The Republic of Ireland has decided to join the NATO Cooperative Cyber Defence Centre of Excellence (NATO CCDCOE). Irish Ambassador to Estonia H. E. Ms Frances Kiernan visited the Centre yesterday to submit the Letter of Intent and thereby start the accession process.
“With its strong digital economy and society, we believe that Ireland is a country that is very much aware about the security risks in cyberspace. Accordingly, the Irish decision to contribute to tackling various cybersecurity challenges at the international level along with a community of like-minded nations that we have in the CCDCOE is mutually beneficial, highly welcome and most timely having in mind the current Cyber Security Awareness Month, ” said Colonel Jaak Tarien, Director of the NATO CCDCOE.
„Irish decision to join the CCDCOE opens up new avenues for cooperation in the field of cyber defence. The multinational nature of the Centre helps to tie together national experiences and bring synergy in cyber skills and knowledge. We are looking forward to have an Irish cyber expert joining our interdisciplinary team,” added Col Tarien.
The NATO Cooperative Cyber Defence Centre of Excellence is a NATO-accredited knowledge hub, think-tank and training facility. The international military organisation focuses on interdisciplinary research and development, as well as training courses and exercises in the field of cyber security.
The heart of the Centre is a diverse group of international experts from currently 25 nations, including legal scholars, policy and strategy experts as well as technology researchers with military, government and industry backgrounds.

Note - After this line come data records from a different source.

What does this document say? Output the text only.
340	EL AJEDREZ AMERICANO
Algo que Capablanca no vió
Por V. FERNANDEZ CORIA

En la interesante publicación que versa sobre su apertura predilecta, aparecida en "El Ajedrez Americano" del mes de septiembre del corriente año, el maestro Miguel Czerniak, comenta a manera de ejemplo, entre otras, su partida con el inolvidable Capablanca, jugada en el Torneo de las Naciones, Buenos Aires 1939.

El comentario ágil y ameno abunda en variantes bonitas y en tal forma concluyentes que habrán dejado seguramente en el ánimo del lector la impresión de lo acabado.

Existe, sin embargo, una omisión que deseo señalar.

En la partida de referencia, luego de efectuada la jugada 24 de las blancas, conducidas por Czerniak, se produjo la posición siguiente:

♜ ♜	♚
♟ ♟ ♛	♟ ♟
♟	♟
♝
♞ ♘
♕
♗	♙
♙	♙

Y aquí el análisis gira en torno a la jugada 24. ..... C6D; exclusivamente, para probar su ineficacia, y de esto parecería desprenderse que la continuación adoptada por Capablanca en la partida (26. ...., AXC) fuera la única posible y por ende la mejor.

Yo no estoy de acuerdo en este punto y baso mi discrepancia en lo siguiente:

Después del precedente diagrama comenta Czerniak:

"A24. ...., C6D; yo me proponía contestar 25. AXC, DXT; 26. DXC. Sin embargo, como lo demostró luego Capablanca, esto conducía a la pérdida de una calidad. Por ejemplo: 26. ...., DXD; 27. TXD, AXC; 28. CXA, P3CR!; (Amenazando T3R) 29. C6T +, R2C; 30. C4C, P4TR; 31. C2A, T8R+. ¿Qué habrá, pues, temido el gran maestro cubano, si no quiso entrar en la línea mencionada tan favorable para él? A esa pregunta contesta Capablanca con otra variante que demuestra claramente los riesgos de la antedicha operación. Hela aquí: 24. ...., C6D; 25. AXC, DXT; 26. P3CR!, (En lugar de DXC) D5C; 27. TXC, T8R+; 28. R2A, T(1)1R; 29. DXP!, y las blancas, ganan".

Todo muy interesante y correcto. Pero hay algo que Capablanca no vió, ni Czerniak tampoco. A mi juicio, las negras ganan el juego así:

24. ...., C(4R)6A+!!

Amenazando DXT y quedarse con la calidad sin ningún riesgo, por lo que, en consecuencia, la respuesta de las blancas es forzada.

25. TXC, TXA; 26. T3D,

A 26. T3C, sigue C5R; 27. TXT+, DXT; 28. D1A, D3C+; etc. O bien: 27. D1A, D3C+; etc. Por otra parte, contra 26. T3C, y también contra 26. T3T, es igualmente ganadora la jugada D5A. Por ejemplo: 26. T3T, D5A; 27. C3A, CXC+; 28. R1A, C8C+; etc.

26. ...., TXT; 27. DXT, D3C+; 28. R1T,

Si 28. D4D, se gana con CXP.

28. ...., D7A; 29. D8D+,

Membership of the Centre is open to all Allies, the Centre is also welcoming cooperation with like-minded Partners. Currently Belgium, Bulgaria, the Czech Republic, Denmark, Estonia, France, Germany, Greece, Hungary, Italy, Latvia, Lithuania, the Netherlands, Norway, Poland, Portugal, Romania, Slovakia, Spain, Turkey, the United Kingdom and the United States have signed on as Sponsoring Nations of the Centre. Austria, Finland and Sweden are part of the Centre as Contributing Participants – the status available for non-NATO nations.